I do not know whether, on the unbelievably lackluster watch of the current mayor, Cathedral City has abandoned its former practice of providing some basic orientation to Council candidates about the responsibilities under California’s political ethics laws, but I do remember that during my own victorious council campaign in 2002, I received just such an orientation.  Had I been a candidate at a forum at which such a question was asked, I would have respectfully declined to answer on the grounds that the Brown Act was being violated.

Of course, when I brought the issue up to the panelists and the moderator after the forum, I was pooh-poohed. 
Nobody likes to have their egregious errors pointed out to them, even by somebody who does so politely.  Perhaps my next step may well be to bring this matter to the attention of the District Attorney.  After all, the Brown Act has been with us since 1949, and after 65 years, there is simply no good reason why debate moderators or panelists should not be aware of the rather stringent requirements of the Act and conform their conduct to it. 

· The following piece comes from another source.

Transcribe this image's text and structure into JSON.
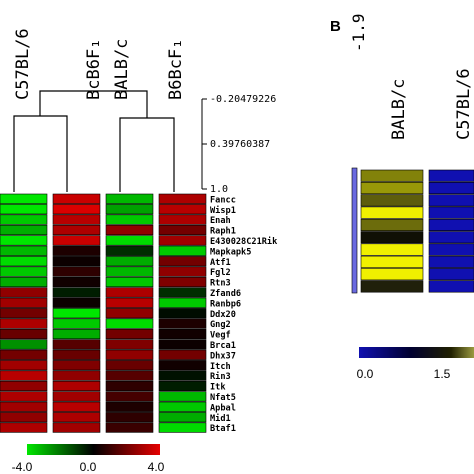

The rule of law suffers when it is ignored, as it has been too often in Cathedral City of late.  I don’t think Theresa Hooks has the first idea of what the rule of law is, or she would not be so eager to go digging into the private lives of her political rivals, trying to find the same kind of dirt on them that her political mentor, Kathleen Joan DeRosa, has been trying to find on the numerous people in Cathedral City she considers enemies.

I know whom I will support in this election, I also know whom I will not, and Theresa Hooks is at the top of my “do not support” list.